700 Stufen zum Kloster
Geht man die Straße vom Leuchtturm zum Landeplatz entlang, steht der Skellig Rock mächtig und steil in den Himmel. Kahler Felsen wechselt mit grün überströmenden Steilmatten. Nach etwa 500 Metern kommt man an den Anfang der 1500-jährigen Stufenleiter zur Klostersiedlung der Mönche von Skellig Michael. 700 Stufen aus Steinplatten führen in Windungen an der Flanke des Felsenriffs hinauf zum Christus-Sattel. Von hier, wo wie vom Wind gepeitscht sich die Felsenpyramide in zwei Gipfel teilt, führt der Weg nochmals aufwärts nach Osten. Direkt am Wege stehtein rohes Steinkreuz.
Weiter oben laufen die Stufen in einem mit Steinplatten gepflasterten Weg aus, der an die Außenmauer des Klosters führt, zu den bienenkorbartigen Hütten oder Zellen der frühen Mönche.
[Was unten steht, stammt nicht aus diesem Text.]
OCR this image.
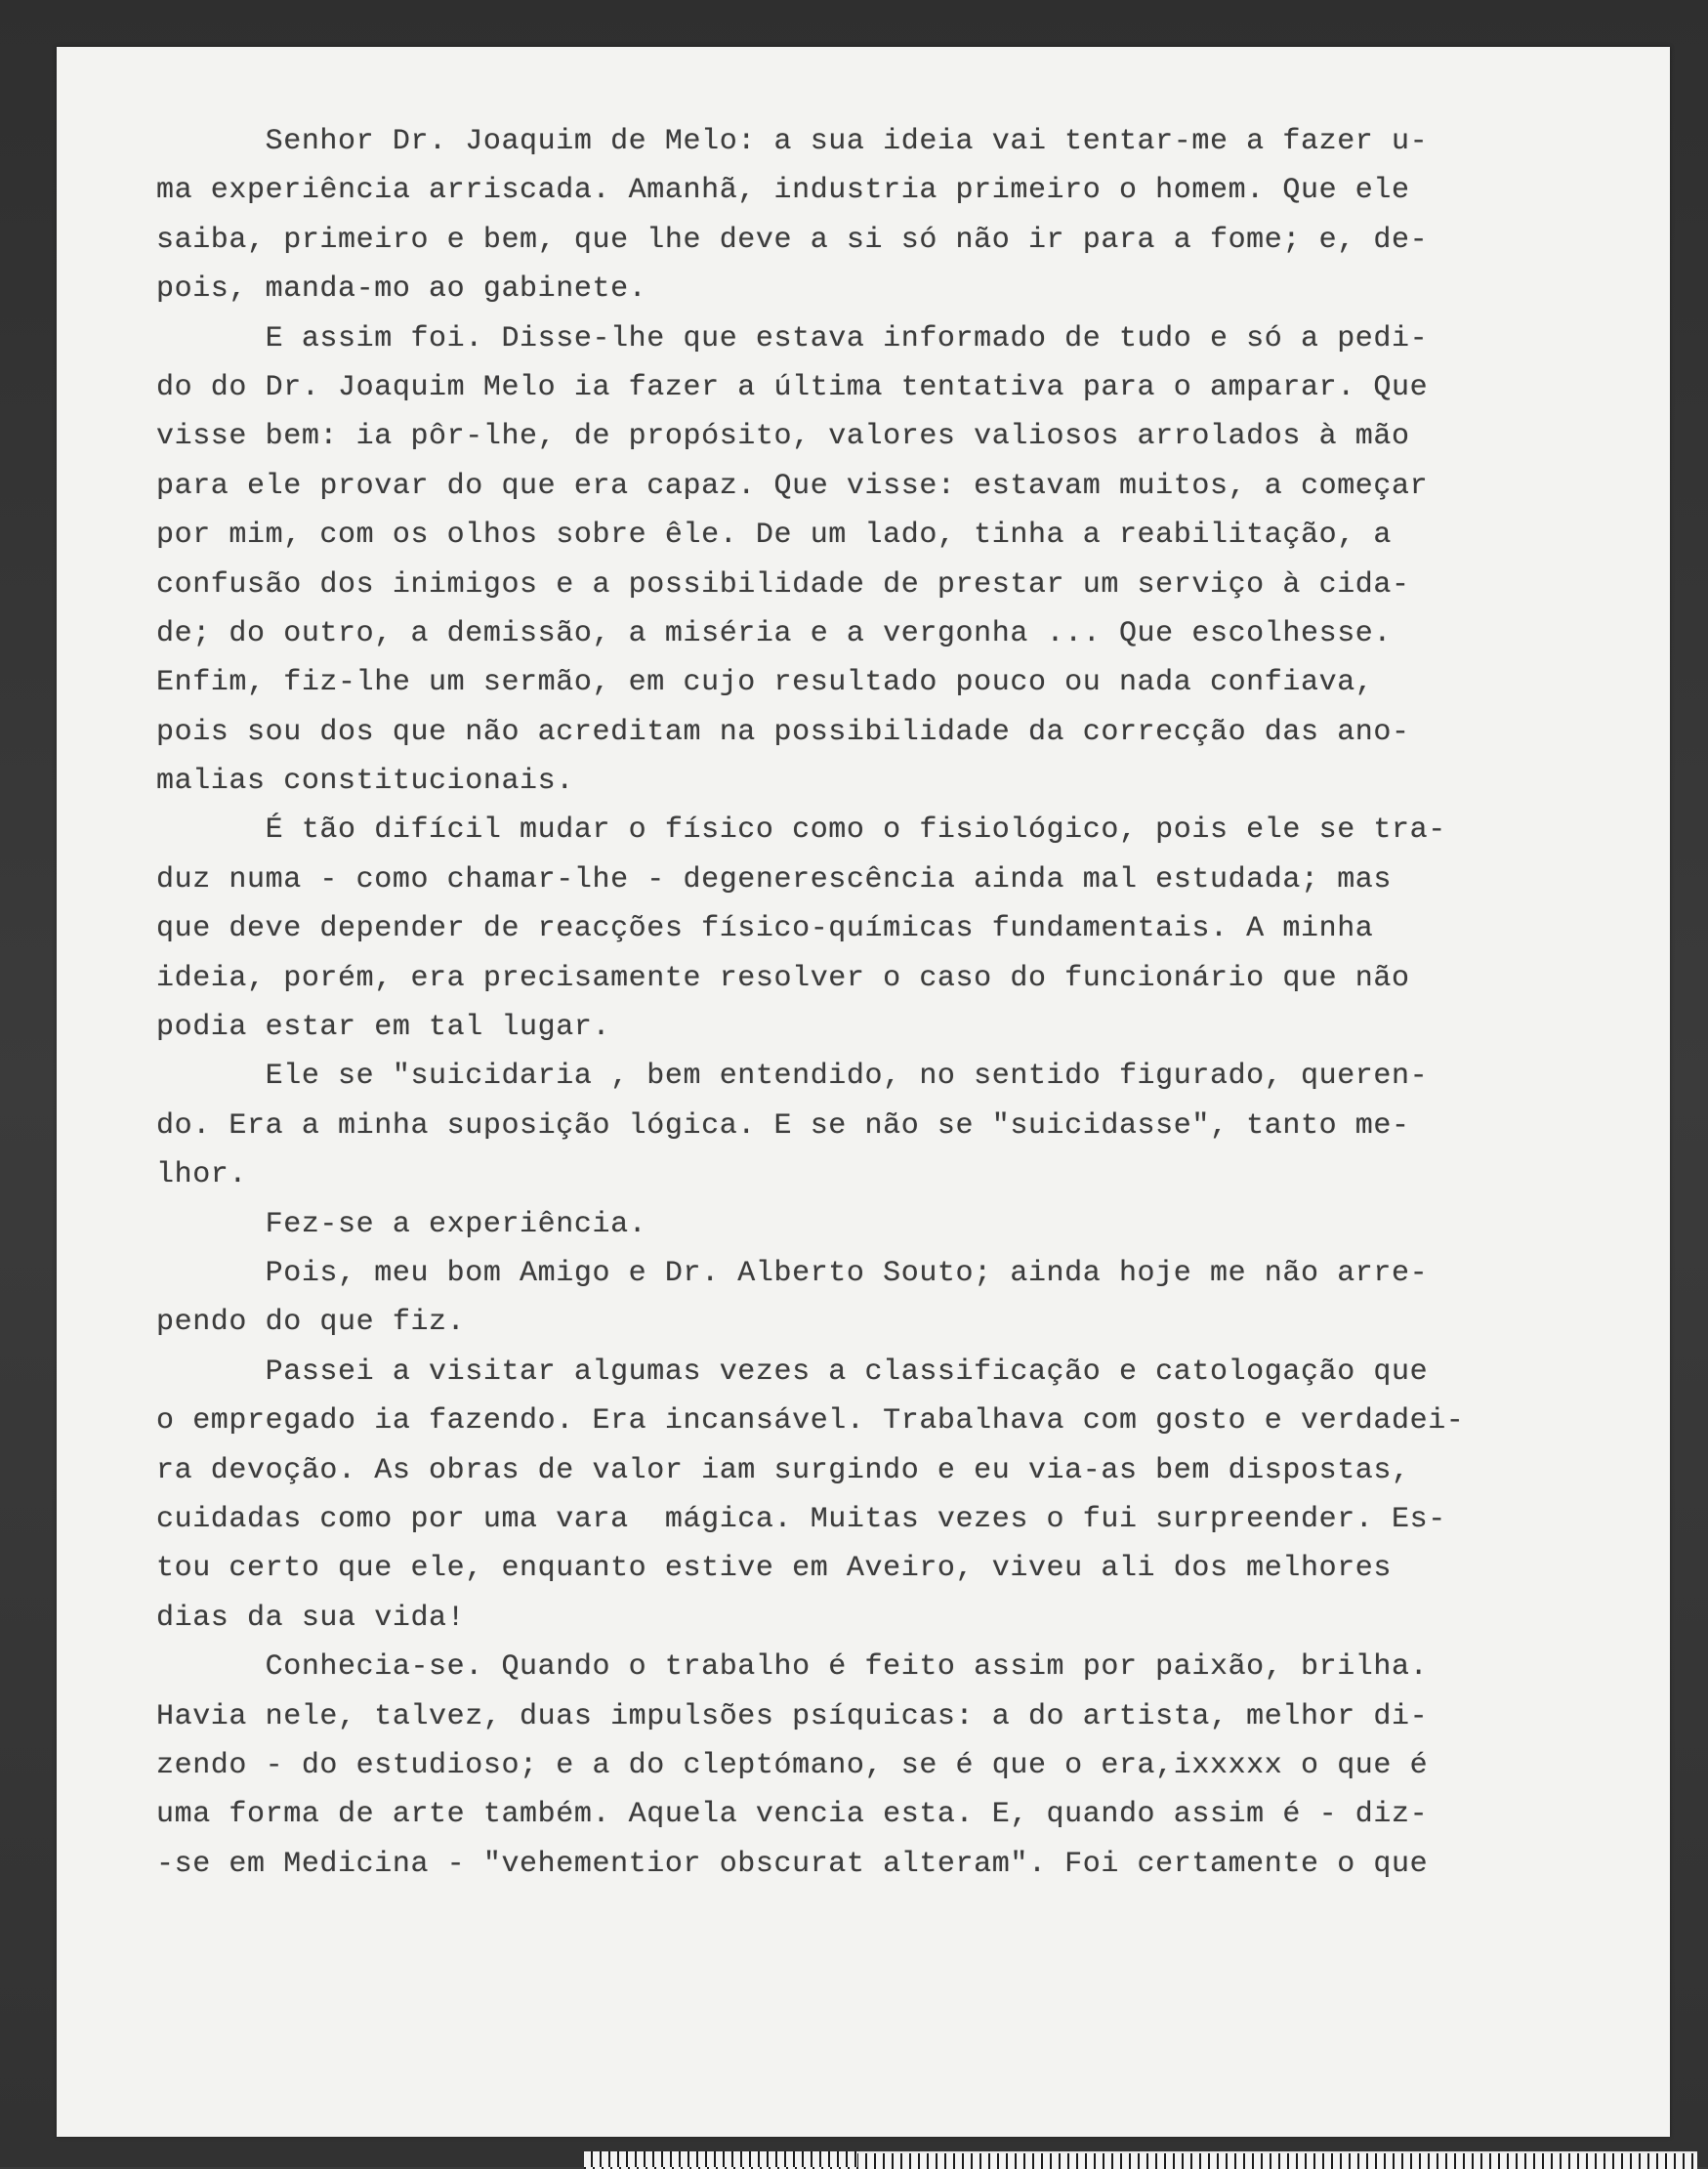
Senhor Dr. Joaquim de Melo: a sua ideia vai tentar-me a fazer u-
ma experiência arriscada. Amanhã, industria primeiro o homem. Que ele
saiba, primeiro e bem, que lhe deve a si só não ir para a fome; e, de-
pois, manda-mo ao gabinete.
E assim foi. Disse-lhe que estava informado de tudo e só a pedi-
do do Dr. Joaquim Melo ia fazer a última tentativa para o amparar. Que
visse bem: ia pôr-lhe, de propósito, valores valiosos arrolados à mão
para ele provar do que era capaz. Que visse: estavam muitos, a começar
por mim, com os olhos sobre êle. De um lado, tinha a reabilitação, a
confusão dos inimigos e a possibilidade de prestar um serviço à cida-
de; do outro, a demissão, a miséria e a vergonha ... Que escolhesse.
Enfim, fiz-lhe um sermão, em cujo resultado pouco ou nada confiava,
pois sou dos que não acreditam na possibilidade da correcção das ano-
malias constitucionais.
É tão difícil mudar o físico como o fisiológico, pois ele se tra-
duz numa - como chamar-lhe - degenerescência ainda mal estudada; mas
que deve depender de reacções físico-químicas fundamentais. A minha
ideia, porém, era precisamente resolver o caso do funcionário que não
podia estar em tal lugar.
Ele se "suicidaria , bem entendido, no sentido figurado, queren-
do. Era a minha suposição lógica. E se não se "suicidasse", tanto me-
lhor.
Fez-se a experiência.
Pois, meu bom Amigo e Dr. Alberto Souto; ainda hoje me não arre-
pendo do que fiz.
Passei a visitar algumas vezes a classificação e catologação que
o empregado ia fazendo. Era incansável. Trabalhava com gosto e verdadei-
ra devoção. As obras de valor iam surgindo e eu via-as bem dispostas,
cuidadas como por uma vara  mágica. Muitas vezes o fui surpreender. Es-
tou certo que ele, enquanto estive em Aveiro, viveu ali dos melhores
dias da sua vida!
Conhecia-se. Quando o trabalho é feito assim por paixão, brilha.
Havia nele, talvez, duas impulsões psíquicas: a do artista, melhor di-
zendo - do estudioso; e a do cleptómano, se é que o era,ixxxxx o que é
uma forma de arte também. Aquela vencia esta. E, quando assim é - diz-
-se em Medicina - "vehementior obscurat alteram". Foi certamente o que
In ihre Kutten gehüllt tauchen die Mönche in meiner Phantasie auf, Gebete murmelnd – oder Flüche über das Wetter, emsig bemüht, die wenigen Gartenflächen, die das Felsenmassiv bietet, zu kultivieren. Wie der Duft der Blumen, die heute hier blühen, zieht der Hauch von Romantik durch die Gemäuer.
War es vielleicht ganz anders? Sie müssen dem Wahnsinn nahe gewesen sein, phantastische Hirngespinste höherer Welten halluzinierend. Vom Hunger gequält, von der Einsamkeit. Wo blieben die Mönche? Es sind erstaunlich wenige Gräber auf der Insel, bei einer Gemeinschaft, die einige hundert Jahre bestand.
Die Steine überlebten. Sie sind lebendig, wie vor tausend Jahren. Sie bieten ihren Schutz noch heute, weniges ist inzwischen zerfallen. Das jüngste Bauwerk, die mittelalterliche Michaelskirche, hat die Zeit nicht überlebt. Sie ist Ruine ist zerfallen. In ihr haben die Kinder eines früheren Leuchtturmwärters ihre letzte Ruhe gefunden. Patrik, dreijährig, William, fünfjährig – rest in peace.
Wieder tauchen die Mönche auf. Sie locken mich in ihre Zellen. Mühsam aus Steinen aufgeschichtet, mit Wänden über einen Meter dick, trotzten sie dem Sturm der Zeit. Die hohen kuppelförmigen Räume bieten Schutz, der mehr ist als Trockenheit und ein bischen Wärme – sie sind mächtig.